Wild animals, cactuses, pineapples, rich people, poor people, soccer, and the world's tenth-largest economy—that's Brazil. The country is also a leader in the export of high-tech jets, steel, and architectural design. And it's full of smart, computer-savvy people. The gulf between rich and poor is even wider than in the United States, but the socialist regime of President Luiz Inácio Lula Da Silva (affectionately known as Lula, a family name that also means "Squid") is trying to make things better for the most disenfranchised.

Environmentally, Brazil really is changing. Not so long ago, the Amazon was often considered by those urban coastal dwellers a Green Hell, to be chopped, pulped, trampled by zebu cows, and fought against with every herbicide known to Dow. Much has changed since Chico Mendes was gunned down. Brazil has pretty much outlawed cattle grazing in the rainforests, tried to rein in destructive cyanide-leach gold mining, and started protecting those few indigenous peoples the Portuguese didn't massacre 300 years ago. Now the country gets deservedly high marks as an eco-experimenter, a leader in innovative mass transit, refuse recycling, sustainable agriculture, and other pastimes, the most fascinating (and contradictory) being biofuels. Brazil no longer needs to import any oil, since 90 percent of all new vehicles run on sugarcane ethanol mixed with Brazil's own major deposits of offshore crude tapped by high-tech drilling. Ironically, the greatest new threat to the Amazon is soy—which is increasingly being converted to biofuel. The current price of oil has made it hugely profitable to mow down the Amazon once again, this time to plant soybeans to run cars.
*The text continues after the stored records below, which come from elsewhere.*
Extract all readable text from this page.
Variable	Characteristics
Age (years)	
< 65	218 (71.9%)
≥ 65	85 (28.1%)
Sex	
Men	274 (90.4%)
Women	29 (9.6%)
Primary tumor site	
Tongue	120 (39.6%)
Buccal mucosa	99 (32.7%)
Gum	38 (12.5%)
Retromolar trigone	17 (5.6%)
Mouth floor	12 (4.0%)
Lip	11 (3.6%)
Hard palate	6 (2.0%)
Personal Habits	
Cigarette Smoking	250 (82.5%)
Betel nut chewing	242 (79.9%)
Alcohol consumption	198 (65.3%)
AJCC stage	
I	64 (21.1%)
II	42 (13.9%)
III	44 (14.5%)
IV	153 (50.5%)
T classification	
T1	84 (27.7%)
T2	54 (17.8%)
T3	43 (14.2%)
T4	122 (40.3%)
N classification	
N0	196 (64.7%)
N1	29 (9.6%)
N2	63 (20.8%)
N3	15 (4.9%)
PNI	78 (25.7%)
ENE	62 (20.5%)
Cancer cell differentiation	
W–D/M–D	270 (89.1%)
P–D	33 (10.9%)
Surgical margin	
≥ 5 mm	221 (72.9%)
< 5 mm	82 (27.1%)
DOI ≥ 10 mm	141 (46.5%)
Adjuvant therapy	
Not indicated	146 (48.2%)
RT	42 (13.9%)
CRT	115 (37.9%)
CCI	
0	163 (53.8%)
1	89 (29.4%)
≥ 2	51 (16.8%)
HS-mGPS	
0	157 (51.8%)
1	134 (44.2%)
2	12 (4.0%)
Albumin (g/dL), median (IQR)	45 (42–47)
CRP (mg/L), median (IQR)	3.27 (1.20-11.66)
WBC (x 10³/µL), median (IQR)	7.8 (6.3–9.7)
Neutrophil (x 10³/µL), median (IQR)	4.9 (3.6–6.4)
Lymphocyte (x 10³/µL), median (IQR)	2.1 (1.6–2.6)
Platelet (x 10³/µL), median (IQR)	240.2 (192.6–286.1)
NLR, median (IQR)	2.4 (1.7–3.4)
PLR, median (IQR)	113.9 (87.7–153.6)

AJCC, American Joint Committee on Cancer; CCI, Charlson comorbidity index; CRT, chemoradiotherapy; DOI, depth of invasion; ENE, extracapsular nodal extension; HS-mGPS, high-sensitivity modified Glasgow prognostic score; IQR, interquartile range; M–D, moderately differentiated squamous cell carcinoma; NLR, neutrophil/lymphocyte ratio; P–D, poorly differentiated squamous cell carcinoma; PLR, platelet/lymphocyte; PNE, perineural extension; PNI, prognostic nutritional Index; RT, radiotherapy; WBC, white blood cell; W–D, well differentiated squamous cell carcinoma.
Some come to Brazil to research biofuels, and many hope to see a capybara, sure, but what most recently upped the temperature of the country's already quente zeitgeist was the arrival of the Brazilian model. Brazil exports healthy six-footers (men and women) the way China exports Christmas-tree ornaments. It didn't hurt that Gisele Bündchen (Leonardo DiCaprio's ex) was declared the most beautiful girl in the world by Rolling Stone in 2000, or that Daniela Cicarelli (ex of Ronaldo—did I mention the country's pretty good at soccer, too?) did a languid stand-up "samba" in the surf with her banker boyfriend that was rumored to have nearly crashed the Internet in Brazil, so popular was the pirated paparazzi tape. But what's truly Brazilian about this whole thing is that Cicarelli is a triathlete, not some London cocaine waif, just as Bündchen dreamed of a professional volleyball career before the runway beckoned. In Brazil, spiking is as important as strutting.